Comparing and contrasting the case law from the early years of managed care with recent decisions in the current environment, it is clear that the roles and responsibilities in managed care have shifted and that liability is tracking along the same lines. As managed care organizations have undertaken increasingly pivotal roles in decisions affecting the delivery of health care, the judges have re-evaluated their earlier views and imposed liability. Similarly, litigation over incentive payments by HMOs to providers to contain the cost of care has grown increasingly successful as the inner workings of managed care have become increasingly well understood. In the current environment, where incentives appear to contribute to the denial of access to medically necessary care, these incentive arrangements have the potential to result in huge punitive damage awards to injured persons. Finally, HMOs are now being held liable for failure to manage the care which they arrange as well as the cost of care.

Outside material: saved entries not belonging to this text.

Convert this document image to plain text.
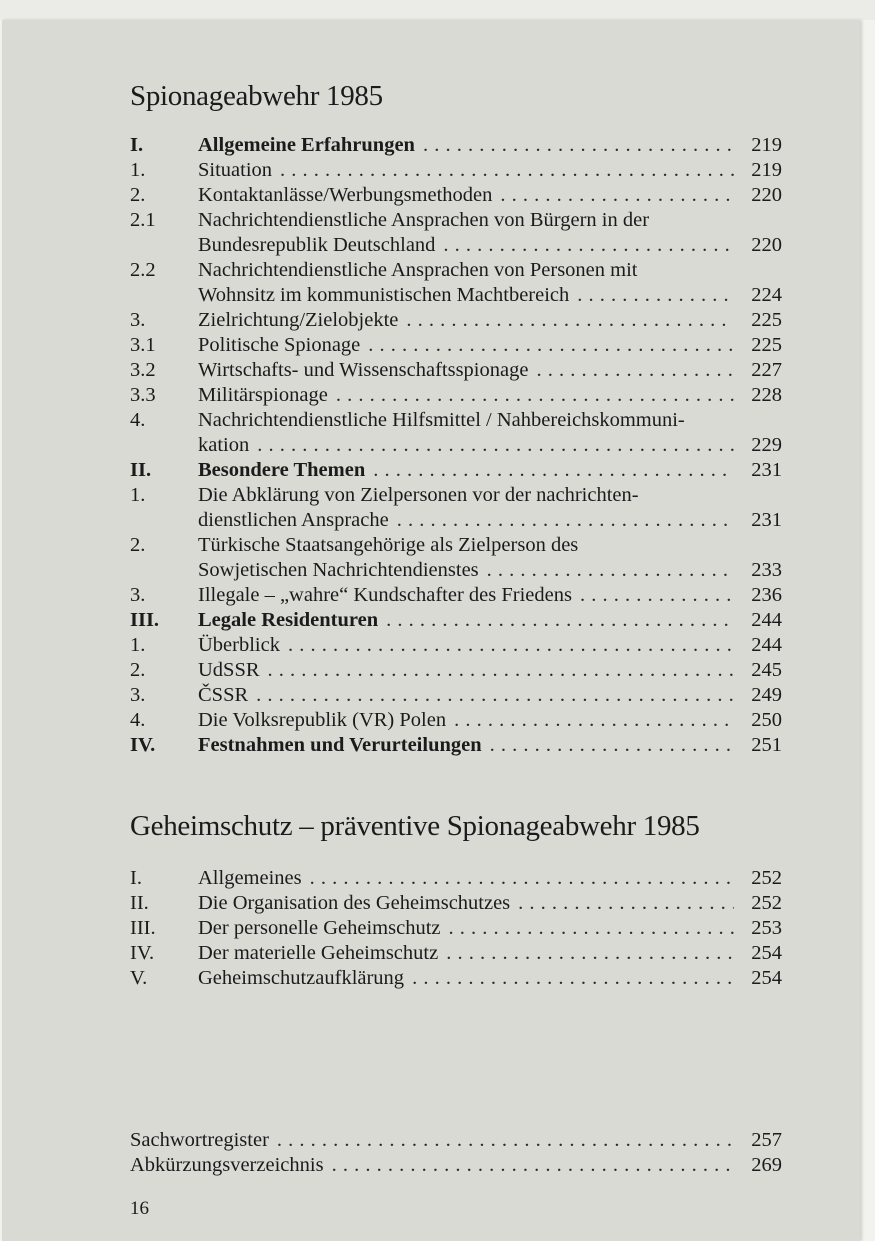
Spionageabwehr 1985
I.	Allgemeine Erfahrungen . . .	219
1.	Situation . . .	219
2.	Kontaktanlässe/Werbungsmethoden . . .	220
2.1 Nachrichtendienstliche Ansprachen von Bürgern in der
Bundesrepublik Deutschland . . .	220
2.2 Nachrichtendienstliche Ansprachen von Personen mit
Wohnsitz im kommunistischen Machtbereich . . .	224
3.	Zielrichtung/Zielobjekte . . .	225
3.1 Politische Spionage . . .	225
3.2 Wirtschafts- und Wissenschaftsspionage . . .	227
3.3 Militärspionage . . .	228
4.	Nachrichtendienstliche Hilfsmittel / Nahbereichskommuni-
kation . . .	229
II. Besondere Themen . . .	231
1.	Die Abklärung von Zielpersonen vor der nachrichten-
dienstlichen Ansprache . . .	231
2.	Türkische Staatsangehörige als Zielperson des
Sowjetischen Nachrichtendienstes . . .	233
3.	Illegale – „wahre“ Kundschafter des Friedens . . .	236
III. Legale Residenturen . . .	244
1.	Überblick . . .	244
2.	UdSSR . . .	245
3.	ČSSR . . .	249
4.	Die Volksrepublik (VR) Polen . . .	250
IV. Festnahmen und Verurteilungen . . .	251
Geheimschutz – präventive Spionageabwehr 1985
I.	Allgemeines . . .	252
II. Die Organisation des Geheimschutzes . . .	252
III. Der personelle Geheimschutz . . .	253
IV. Der materielle Geheimschutz . . .	254
V. Geheimschutzaufklärung . . .	254
Sachwortregister . . .	257
Abkürzungsverzeichnis . . .	269
16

Managed care liability will continue to develop and change as the “standard of care” in managed care continues to evolve. Many forces will shape our perception of what is an appropriate standard of care. Continued media focus on managed care will enlighten public and judicial understanding of how managed care works or does not work as represented to its subscribers. As more and different provider arrangements contract on a risk basis, liability risk will change to parallel changing patterns of payment risk. Large networks of hospitals and physicians which share risk may become liable in the future as de facto partnerships. Quality monitoring and standard-setting organizations such as the National Committee for Quality Assurance will play an increasingly important role in defining a body of standards against which managed care performance can be measured. Finally, as HMOs rely increasingly on information technology to manage care, privacy and confidentiality will emerge as important theories of managed care liability.
Edward F. Shay, Esq., is a member of Saul, Ewing, Remick & Saul’s Health Law Department in Philadelphia.